And Garza's triceps cramped in his last start, then he left the club to witness the birth of his child, and could pitch again as early as Monday, which is the day before the deadline. That's assuming his triceps is OK.
And Dempster has made it quite clear that, all things considered, he'd prefer to pitch for the Los Angeles Dodgers, a decision that for the moment has left the Atlanta Braves and the Chicago Cubs hanging, but helps the Dodgers a lot. For one, they've had what amounts to an exclusive negotiating window with Theo Epstein and/or Jed Hoyer. For another, Dempster's rigidity just might keep him out of Atlanta, Arizona, St. Louis and even Washington, against whom the Dodgers figure to be fighting for a playoff spot.
Five days from the actual deadline, here's where we stand on the pitching front:
[Tim Brown's Power Rankings: Reds rise, Mets tumble, No. 1 doesn't change ]

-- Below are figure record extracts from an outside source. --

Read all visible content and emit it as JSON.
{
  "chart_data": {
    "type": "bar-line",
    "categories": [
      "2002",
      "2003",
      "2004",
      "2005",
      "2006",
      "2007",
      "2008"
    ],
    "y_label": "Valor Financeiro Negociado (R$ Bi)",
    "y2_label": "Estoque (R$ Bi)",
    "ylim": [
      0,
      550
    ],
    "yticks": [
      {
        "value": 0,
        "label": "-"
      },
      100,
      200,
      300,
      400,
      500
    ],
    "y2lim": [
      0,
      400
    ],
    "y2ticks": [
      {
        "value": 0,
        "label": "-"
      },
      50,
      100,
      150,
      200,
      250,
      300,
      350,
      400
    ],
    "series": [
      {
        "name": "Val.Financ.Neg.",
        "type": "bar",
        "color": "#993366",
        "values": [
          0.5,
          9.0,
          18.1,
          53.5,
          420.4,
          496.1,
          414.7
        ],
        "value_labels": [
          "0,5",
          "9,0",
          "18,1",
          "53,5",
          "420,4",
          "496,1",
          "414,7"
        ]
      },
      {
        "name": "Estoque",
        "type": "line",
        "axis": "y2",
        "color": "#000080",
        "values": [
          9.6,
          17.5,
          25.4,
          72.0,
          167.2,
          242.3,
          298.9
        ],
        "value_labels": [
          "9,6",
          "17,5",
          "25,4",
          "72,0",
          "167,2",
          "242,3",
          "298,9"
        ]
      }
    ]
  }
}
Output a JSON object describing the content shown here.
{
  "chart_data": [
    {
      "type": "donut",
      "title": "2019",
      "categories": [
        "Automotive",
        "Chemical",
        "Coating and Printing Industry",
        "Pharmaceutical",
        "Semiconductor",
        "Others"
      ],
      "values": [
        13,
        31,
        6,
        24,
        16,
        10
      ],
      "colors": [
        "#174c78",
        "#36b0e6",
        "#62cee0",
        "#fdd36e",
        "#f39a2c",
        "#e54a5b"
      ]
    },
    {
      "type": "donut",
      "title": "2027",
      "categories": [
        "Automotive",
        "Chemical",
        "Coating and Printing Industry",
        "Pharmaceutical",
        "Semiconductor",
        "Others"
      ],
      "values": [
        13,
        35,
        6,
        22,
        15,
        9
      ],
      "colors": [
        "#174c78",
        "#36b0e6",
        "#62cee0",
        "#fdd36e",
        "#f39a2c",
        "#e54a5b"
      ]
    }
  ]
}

Unable to reach a contract agreement with Greinke and buried in the NL Central, Brewers GM Doug Melvin told USA Today the right-hander would be traded. Presumably, that gives Melvin until Sunday, when Greinke is scheduled to make his next start. Think Angels, Rangers, White Sox and maybe the Orioles and Red Sox.
Shields has made his last start until the deadline and has drawn interest from a handful of clubs. A team that scouted him recently said his velocity remains plenty good enough, but that his pitches lack last season's life and command. The scout concluded Shields' 249⅓ innings from 2011 weakened him for 2012. That said, Shields remains a commodity. The Angels like him, as do the Dodgers and Braves.
The Cubs have asked a lot for Garza, who is effective, durable and better than his record (5-7 in '12, 57-61 career) suggests. Early on, when teams called on Garza, the Cubs guided the conversations to Dempster. Indeed, the Cubs traded Dempster to the Braves, then Dempster didn't cooperate, which means Dempster is still a Cub and the Braves are still in need of a starting pitcher. In the end, the Dodgers like the pitcher, the pitcher likes the Dodgers, and the Cubs want to move him. So, something likely can be worked out by Tuesday.
The Marlins have a decision to make. Actually, first they have to decide how big of a mess they are, then make a decision. That is, are they close enough to being a good team that it can be restructured around Josh Johnson? Then, do they trust that Johnson can be an elite pitcher again? One thing for sure: If they sell Johnson today, they'd be selling low.
Finally, the newcomer to deadline rumors is Cliff Lee, who could be shoved out of Philadelphia by the Cole Hamels contract. Wouldn't it make sense if Lee returned to Texas?